Supreme Court says it can’t ban criminals in politics, leaves it to Parliament
Under the existing law, politicians are banned from contesting elections for six years only if they are convicted for the crime. Also, there is nothing to stop convicted politicians from heading political parties.Updated: Sep 25, 2018 12:13 IST
The Supreme Court has declined to ban politicians with criminal cases from contesting elections but underlined that it is time Parliament enacts laws to ensure that people with criminal cases do not enter politics.
Society has a right to be governed by better people, the judges said while observing that politicians with criminal cases must be “kept at bay”.
Such a law should be enacted as soon as possible, it said.
“The sooner the better, before it becomes fatal to democracy,” a five-judge bench of the Supreme Court led by Chief Justice of India Dipak Misra said.
Nearly 1,700 MPs and MLAs, a little over a third of all elected representatives in India, face criminal charges.
Under the existing law, politicians are banned from contesting elections for six years only if they are convicted for the crime. Also, there is nothing to stop convicted politicians from heading political parties.
A bunch of petitions filed before the Supreme Court had argued that this should change.
The judges ruled that the court was not in a position to add a disqualification to bar people with criminal cases from entering politics or contesting elections. So it cannot declare that legislators who have been charged of serious offences should be disqualified.

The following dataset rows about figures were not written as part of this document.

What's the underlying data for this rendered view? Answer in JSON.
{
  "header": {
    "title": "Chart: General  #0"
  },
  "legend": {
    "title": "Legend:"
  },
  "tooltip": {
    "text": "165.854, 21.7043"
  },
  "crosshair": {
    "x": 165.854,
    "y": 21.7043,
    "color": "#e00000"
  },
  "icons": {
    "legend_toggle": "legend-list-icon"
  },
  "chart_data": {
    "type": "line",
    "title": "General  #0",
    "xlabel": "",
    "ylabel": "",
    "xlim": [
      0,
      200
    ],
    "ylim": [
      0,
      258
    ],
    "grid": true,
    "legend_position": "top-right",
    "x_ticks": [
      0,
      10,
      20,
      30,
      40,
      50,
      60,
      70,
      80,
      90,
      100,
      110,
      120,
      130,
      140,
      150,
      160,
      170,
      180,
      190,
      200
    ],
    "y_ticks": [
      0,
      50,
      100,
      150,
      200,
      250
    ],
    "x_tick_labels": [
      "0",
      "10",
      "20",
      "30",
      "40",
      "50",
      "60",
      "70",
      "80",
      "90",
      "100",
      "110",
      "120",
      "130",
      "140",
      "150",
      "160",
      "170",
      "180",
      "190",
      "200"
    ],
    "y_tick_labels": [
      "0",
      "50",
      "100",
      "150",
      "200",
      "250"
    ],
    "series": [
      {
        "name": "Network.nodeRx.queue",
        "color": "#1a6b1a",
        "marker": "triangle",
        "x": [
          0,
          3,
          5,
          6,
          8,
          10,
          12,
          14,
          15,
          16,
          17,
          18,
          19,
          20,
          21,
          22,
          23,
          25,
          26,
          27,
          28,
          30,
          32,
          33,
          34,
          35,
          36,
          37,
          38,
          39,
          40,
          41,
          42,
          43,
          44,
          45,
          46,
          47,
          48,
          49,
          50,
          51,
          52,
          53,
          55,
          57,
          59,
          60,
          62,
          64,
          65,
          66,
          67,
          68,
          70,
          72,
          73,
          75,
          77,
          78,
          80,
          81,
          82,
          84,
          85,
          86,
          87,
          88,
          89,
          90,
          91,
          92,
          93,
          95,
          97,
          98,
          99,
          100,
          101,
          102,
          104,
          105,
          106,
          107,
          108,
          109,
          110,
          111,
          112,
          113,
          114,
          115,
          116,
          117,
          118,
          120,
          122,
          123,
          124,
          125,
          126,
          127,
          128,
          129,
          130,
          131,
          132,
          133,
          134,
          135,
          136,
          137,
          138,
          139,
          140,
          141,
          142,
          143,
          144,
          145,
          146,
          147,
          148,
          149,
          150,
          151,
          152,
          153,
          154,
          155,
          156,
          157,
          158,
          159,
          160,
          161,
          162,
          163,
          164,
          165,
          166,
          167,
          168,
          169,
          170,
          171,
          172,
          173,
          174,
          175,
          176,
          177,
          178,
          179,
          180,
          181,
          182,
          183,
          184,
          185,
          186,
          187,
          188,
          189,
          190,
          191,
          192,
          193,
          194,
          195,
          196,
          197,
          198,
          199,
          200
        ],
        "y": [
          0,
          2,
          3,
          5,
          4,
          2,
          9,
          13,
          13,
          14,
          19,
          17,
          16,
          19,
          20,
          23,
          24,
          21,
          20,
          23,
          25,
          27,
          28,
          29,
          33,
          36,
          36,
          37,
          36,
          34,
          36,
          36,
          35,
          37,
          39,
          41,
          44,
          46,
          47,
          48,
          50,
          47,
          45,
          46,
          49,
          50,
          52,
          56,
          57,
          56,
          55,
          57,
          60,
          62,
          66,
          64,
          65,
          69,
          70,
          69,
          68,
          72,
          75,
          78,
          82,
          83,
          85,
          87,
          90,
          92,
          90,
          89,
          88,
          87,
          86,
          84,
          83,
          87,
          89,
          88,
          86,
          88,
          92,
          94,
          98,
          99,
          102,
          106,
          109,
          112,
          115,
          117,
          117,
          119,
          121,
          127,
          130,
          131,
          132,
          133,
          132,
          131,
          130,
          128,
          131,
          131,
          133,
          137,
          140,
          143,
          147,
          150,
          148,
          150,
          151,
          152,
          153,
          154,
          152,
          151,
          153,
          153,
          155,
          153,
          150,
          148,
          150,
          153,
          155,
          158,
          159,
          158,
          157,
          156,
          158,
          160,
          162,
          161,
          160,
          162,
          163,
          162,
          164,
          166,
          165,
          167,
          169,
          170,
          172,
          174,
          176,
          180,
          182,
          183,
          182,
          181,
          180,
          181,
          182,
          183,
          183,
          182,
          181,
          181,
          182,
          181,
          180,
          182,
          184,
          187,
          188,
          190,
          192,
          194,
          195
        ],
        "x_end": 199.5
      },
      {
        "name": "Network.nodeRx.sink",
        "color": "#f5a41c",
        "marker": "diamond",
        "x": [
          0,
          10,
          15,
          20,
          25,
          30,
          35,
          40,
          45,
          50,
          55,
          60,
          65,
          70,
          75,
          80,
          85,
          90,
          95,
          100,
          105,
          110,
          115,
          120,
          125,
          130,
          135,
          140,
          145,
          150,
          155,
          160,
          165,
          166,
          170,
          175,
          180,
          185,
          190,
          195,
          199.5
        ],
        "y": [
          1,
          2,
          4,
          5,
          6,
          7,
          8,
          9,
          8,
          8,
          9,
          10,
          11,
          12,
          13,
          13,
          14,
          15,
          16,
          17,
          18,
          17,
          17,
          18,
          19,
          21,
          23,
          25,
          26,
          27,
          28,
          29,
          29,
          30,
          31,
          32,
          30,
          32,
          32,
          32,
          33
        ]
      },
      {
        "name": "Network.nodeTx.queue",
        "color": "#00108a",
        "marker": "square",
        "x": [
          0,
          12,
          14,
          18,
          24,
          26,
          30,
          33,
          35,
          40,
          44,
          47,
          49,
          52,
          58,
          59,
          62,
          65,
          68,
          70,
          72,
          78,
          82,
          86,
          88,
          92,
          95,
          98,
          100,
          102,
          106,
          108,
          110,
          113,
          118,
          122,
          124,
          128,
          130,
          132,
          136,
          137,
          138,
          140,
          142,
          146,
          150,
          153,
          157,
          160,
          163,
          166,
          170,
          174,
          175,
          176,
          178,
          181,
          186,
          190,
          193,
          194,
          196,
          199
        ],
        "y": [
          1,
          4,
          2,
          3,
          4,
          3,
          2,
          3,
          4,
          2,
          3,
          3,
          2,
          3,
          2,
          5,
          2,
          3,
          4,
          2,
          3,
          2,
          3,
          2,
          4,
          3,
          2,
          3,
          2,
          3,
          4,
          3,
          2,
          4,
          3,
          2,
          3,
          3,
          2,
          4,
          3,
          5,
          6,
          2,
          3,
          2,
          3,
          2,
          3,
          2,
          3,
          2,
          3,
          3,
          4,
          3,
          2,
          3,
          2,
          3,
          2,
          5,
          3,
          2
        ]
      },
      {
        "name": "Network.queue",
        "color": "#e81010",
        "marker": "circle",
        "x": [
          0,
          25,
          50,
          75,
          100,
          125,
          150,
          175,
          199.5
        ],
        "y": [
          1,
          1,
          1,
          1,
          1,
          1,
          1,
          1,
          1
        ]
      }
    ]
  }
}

But the court lamented the state of affairs.
“Our Indian democracy has seen a steady increase in the level of criminalization creeping into Indian polity. This tends to disrupt constitutional ethos, strikes at the root of democratic form of government and makes citizens suffer,” the judges said.
During arguments in the case, the centre’s top law officer KK Venugopal had opposed suggestions that the top court could assume the power to make laws that was the prerogative of the legislature.
The bench had then countered him, saying it understood the concept of separation of powers and could not direct Parliament to make a law, but the “question is what can we do to contain the rot”.